Centradas en la niñez, adolescencia y juventud de ambas, las Memorias (Hermida Editores) de Anastasía Tsvietáieva, hermana menor de la gran poeta rusa, relatan su “vida con Marina” —algo contaba esta última en una breve y hermosísima evocación de esa misma infancia, titulada Mi madre y la música (Acantilado)— antes y después de que la Revolución arrasara el mundo en el que se habían criado. Íntimamente unidas, Asia y su “medio gemela” Musia pertenecían a la burguesía ilustrada, viajaron de pequeñas por Italia, Suiza o Alemania y participaron de una efervescente vida literaria en la que Marina —primero en Rusia y después desde el exilio, en Praga y París— descolló entre los más esclarecidos ingenios de una generación devastada.
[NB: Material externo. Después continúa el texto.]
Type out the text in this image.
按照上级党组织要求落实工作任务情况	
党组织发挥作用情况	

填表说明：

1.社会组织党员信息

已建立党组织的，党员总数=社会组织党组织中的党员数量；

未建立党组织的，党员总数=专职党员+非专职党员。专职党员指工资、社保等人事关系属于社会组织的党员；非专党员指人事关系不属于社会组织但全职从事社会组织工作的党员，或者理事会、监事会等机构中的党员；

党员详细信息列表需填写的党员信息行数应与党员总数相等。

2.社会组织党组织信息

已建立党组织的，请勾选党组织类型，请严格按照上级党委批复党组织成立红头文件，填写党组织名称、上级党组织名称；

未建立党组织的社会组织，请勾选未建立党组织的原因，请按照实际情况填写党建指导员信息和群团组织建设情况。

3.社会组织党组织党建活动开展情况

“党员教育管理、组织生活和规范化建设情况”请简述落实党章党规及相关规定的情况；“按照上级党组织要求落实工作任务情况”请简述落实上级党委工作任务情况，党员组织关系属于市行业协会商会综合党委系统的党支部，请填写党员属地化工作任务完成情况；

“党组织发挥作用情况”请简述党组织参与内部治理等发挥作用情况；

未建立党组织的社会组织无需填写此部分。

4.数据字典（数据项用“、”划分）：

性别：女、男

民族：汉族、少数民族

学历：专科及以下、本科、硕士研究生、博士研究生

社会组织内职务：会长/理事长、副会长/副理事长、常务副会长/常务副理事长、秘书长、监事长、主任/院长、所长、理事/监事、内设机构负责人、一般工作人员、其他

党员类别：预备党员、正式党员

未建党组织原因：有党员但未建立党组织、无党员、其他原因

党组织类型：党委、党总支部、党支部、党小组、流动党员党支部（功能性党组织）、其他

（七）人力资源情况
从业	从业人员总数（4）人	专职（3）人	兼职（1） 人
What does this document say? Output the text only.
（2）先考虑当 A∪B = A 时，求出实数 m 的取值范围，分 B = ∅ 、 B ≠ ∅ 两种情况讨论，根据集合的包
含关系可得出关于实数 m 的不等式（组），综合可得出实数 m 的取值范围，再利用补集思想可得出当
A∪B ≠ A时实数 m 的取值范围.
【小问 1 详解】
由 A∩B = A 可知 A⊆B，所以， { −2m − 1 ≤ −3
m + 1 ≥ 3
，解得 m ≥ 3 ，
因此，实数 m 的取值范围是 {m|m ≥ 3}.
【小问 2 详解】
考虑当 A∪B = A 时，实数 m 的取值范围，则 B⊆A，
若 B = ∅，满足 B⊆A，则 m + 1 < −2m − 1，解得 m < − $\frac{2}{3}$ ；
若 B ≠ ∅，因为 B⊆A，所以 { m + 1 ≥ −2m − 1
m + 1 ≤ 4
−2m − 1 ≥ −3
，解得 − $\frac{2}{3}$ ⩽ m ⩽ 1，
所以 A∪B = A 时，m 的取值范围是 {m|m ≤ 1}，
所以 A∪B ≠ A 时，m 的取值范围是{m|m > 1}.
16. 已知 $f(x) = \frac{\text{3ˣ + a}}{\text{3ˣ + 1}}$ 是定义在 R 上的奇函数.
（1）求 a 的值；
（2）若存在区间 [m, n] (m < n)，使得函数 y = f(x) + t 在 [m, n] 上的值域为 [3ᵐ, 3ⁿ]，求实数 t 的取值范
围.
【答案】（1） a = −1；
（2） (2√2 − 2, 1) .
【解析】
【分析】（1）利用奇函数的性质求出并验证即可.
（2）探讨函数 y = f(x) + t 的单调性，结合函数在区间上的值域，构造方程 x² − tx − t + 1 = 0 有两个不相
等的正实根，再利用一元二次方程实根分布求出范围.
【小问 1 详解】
En el vívido y emocionado recuento de Anastasía, publicado parcialmente en 1971 y sometido por lo tanto a la censura soviética, se calla lo que no podía decirse. Ese inmenso hueco, en un libro por lo demás tan voluminoso, hay que completarlo con la imaginación de lo que debieron de ser los dos años terribles desde que —en mala hora— Marina volvió a la URSS hasta que, tras la ejecución de su marido, se quitó la vida en 1941, o los más de veinte que la propia Anastasía penó en el Gulag. Ya deportada, Asia recibe la noticia del suicidio de su hermana y aún no sabe cómo ha muerto, pero escribe que se siente como “la mitad de un instrumento rajado”.